While that bill died in committee, Baria said he has closely followed the BP funding allocation talks during the session. He said the decision to spend $41 million of the first check on the coastal counties is admirable, though he criticized the leadership’s lack of communication during the process.
“I don’t think there was any input given from coastal officials like mayors or economic development officials,” Baria said. “Every dollar we get is meaningful because of what the people down there went through because of the spill … I don’t have a problem with this plan. I wish there would have been more communication, though.”

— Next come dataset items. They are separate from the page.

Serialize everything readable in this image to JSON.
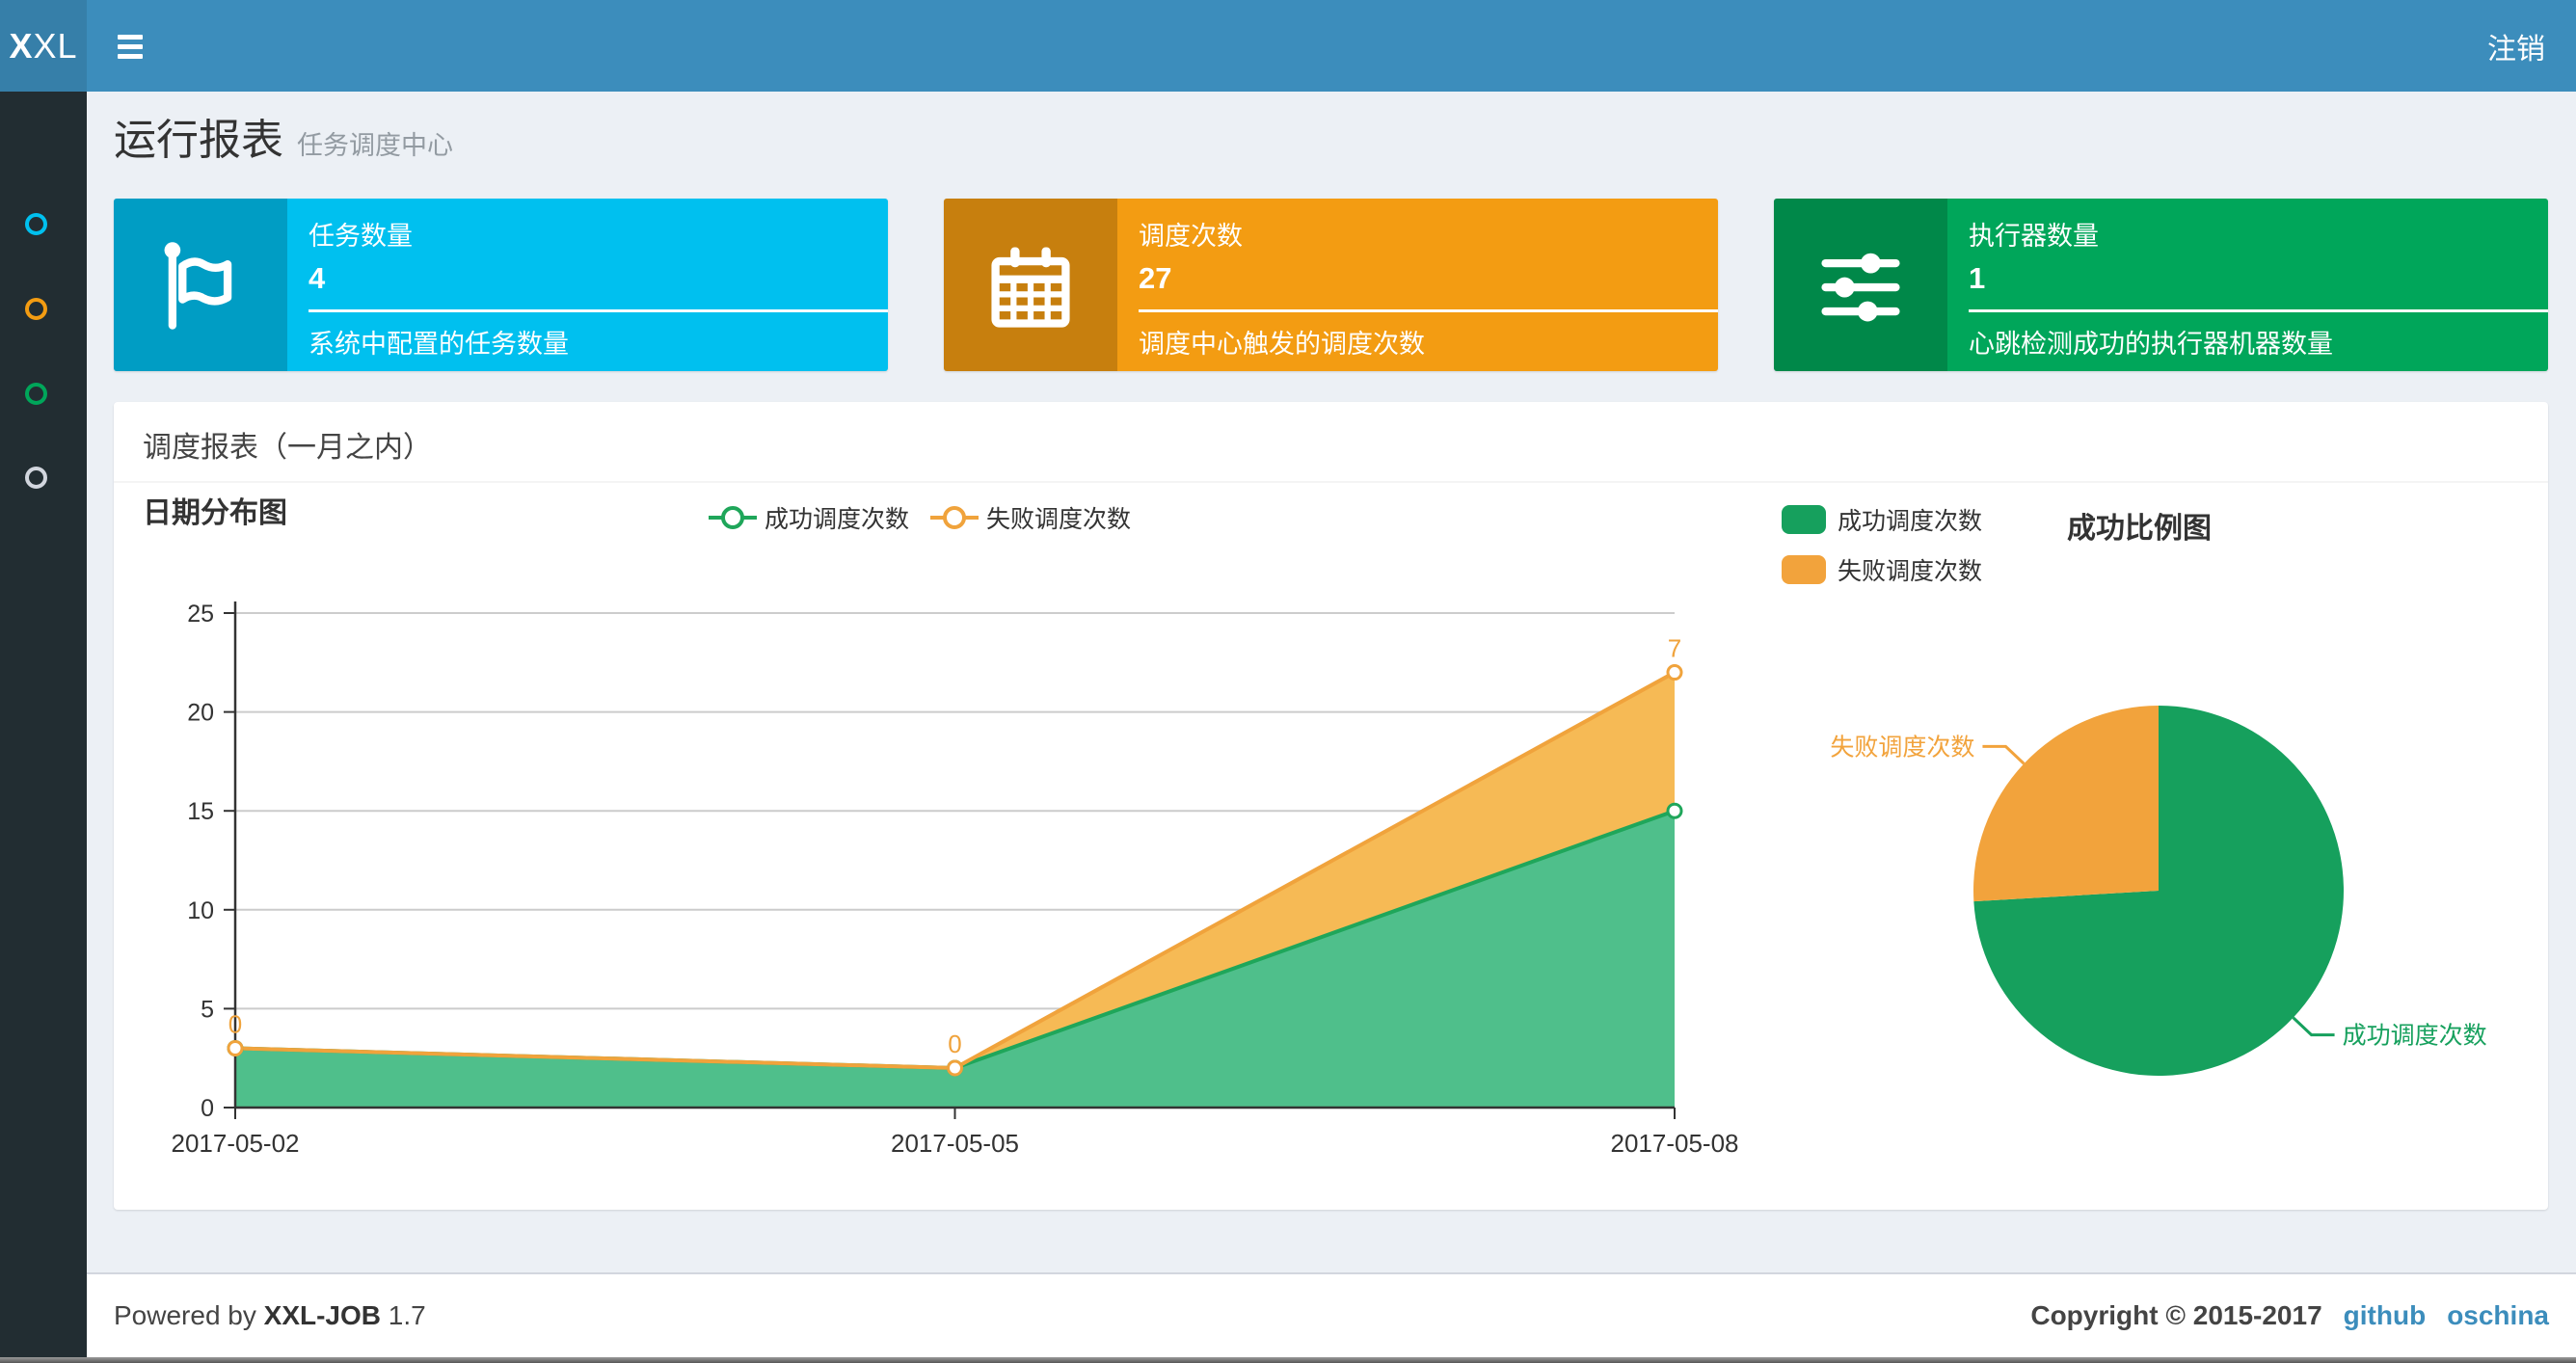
{
  "navbar": {
    "logo_bold": "X",
    "logo_rest": "XL",
    "logout": "注销"
  },
  "sidebar": {
    "items": [
      {
        "icon": "circle-outline-icon",
        "color": "#00c0ef"
      },
      {
        "icon": "circle-outline-icon",
        "color": "#f39c12"
      },
      {
        "icon": "circle-outline-icon",
        "color": "#00a65a"
      },
      {
        "icon": "circle-outline-icon",
        "color": "#d2d6de"
      }
    ]
  },
  "page": {
    "title": "运行报表",
    "subtitle": "任务调度中心"
  },
  "info_boxes": [
    {
      "icon": "flag-icon",
      "title": "任务数量",
      "value": "4",
      "description": "系统中配置的任务数量",
      "color": "#00c0ef"
    },
    {
      "icon": "calendar-icon",
      "title": "调度次数",
      "value": "27",
      "description": "调度中心触发的调度次数",
      "color": "#f39c12"
    },
    {
      "icon": "sliders-icon",
      "title": "执行器数量",
      "value": "1",
      "description": "心跳检测成功的执行器机器数量",
      "color": "#00a65a"
    }
  ],
  "panel": {
    "title": "调度报表（一月之内）"
  },
  "chart_data": [
    {
      "type": "area",
      "title": "日期分布图",
      "stacked": true,
      "categories": [
        "2017-05-02",
        "2017-05-05",
        "2017-05-08"
      ],
      "series": [
        {
          "name": "成功调度次数",
          "values": [
            3,
            2,
            15
          ],
          "color": "#1fa65a",
          "area_color": "#4fbf8b"
        },
        {
          "name": "失败调度次数",
          "values": [
            0,
            0,
            7
          ],
          "color": "#f0a33c",
          "area_color": "#f6ba55",
          "point_labels": [
            "0",
            "0",
            "7"
          ]
        }
      ],
      "xlabel": "",
      "ylabel": "",
      "ylim": [
        0,
        25
      ],
      "yticks": [
        0,
        5,
        10,
        15,
        20,
        25
      ],
      "grid": true,
      "legend_position": "top"
    },
    {
      "type": "pie",
      "title": "成功比例图",
      "slices": [
        {
          "label": "成功调度次数",
          "value": 20,
          "color": "#16a05d"
        },
        {
          "label": "失败调度次数",
          "value": 7,
          "color": "#f2a33c"
        }
      ],
      "legend_position": "top-left"
    }
  ],
  "footer": {
    "powered_prefix": "Powered by",
    "app_name": "XXL-JOB",
    "version": "1.7",
    "copyright": "Copyright © 2015-2017",
    "links": [
      "github",
      "oschina"
    ]
  },
  "colors": {
    "navbar": "#3c8dbc",
    "logo": "#367fa9",
    "sidebar": "#222d32",
    "content": "#ecf0f5",
    "footer_border": "#d2d6de",
    "text": "#333333",
    "link": "#3c8dbc",
    "strip": "#565656",
    "axis": "#333333",
    "gridline": "#cccccc"
  }
}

Lawmakers, led by a small groups of Republican budget committee members, voted this week to slash budgets in numerous state agencies for next fiscal year. Additionally, Bryant on Wednesday announced additional budget cuts for the current fiscal year, which ends in June – the second time this fiscal year the governor has cut state budgets.
According to Department of Revenue estimates, previous tax cuts have cost the state budget $168.4 million for the current fiscal year, and revenue projections released last week were grim. As the state becomes more and more strapped for cash, leaders will have to decide how to spend the little cash the state knows it will pull in.
With $109 million flowing into the state’s pocket in the upcoming days, lawmakers from the Coast, including Baria and Sen. Deborah Dawkins, D-Pass Christian, expressed concern this week that the BP money, which they believe should stay on the Coast, will end up in the hands of others across the state because of budget and tax cuts.
“It’s frustrating,” Baria said. “If that money goes elsewhere, the Coast will suffer as a result.”